Great numbers of trilobite fossils, ocean bottom dwelling creatures now thought to be extinct, have been preserved. Trilobite eyes had lenses made out of calcite. Because these lenses are made out of "rock" and therefore don't decay, paleontologists have been able to study the design of trilobite eyes. Unlike human eyes, which are composed of a single lens, the trilobite eye is composed of a double lens with up to 15,000 separate lens surfaces in each eye, allowing the trilobite to see under water perfectly without distortion. Precise application of several laws of optics, including Abbe's sine law and Fermat's principle, is inherent in the design of these lenses. How did a trilobite grow a second lens? How did the eye function before the second lens was present? Did a grand engineer design the eye or did it develop by chance?[34]
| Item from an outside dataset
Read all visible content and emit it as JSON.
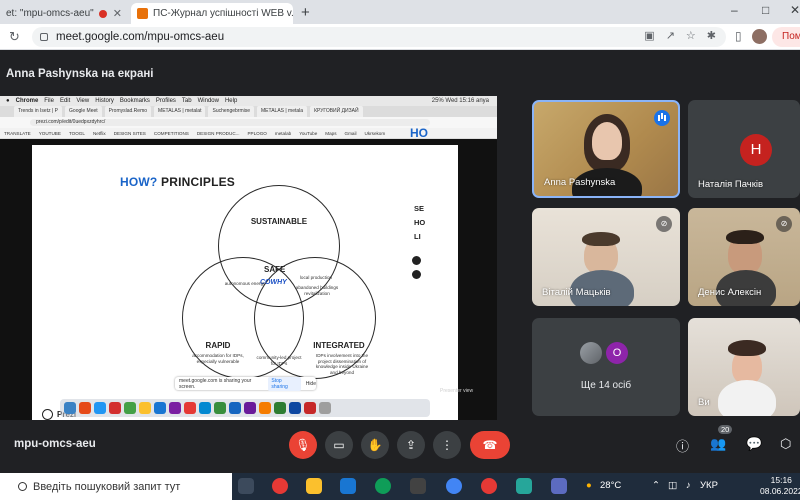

Researchers have found striking similarities between the compound eyes of these trilobites and those of modern insects. For instance, according to Riccardo Levi-Setti, "Trilobites could see in their immediate environment with amazingly sophisticated optical devices in the form of large composite eyes. ... The number of individual optical elements in the compound eye could vary from approximately one hundred to more than fifteen thousand in a single eye, a range not very different from that found in modern insects."[42]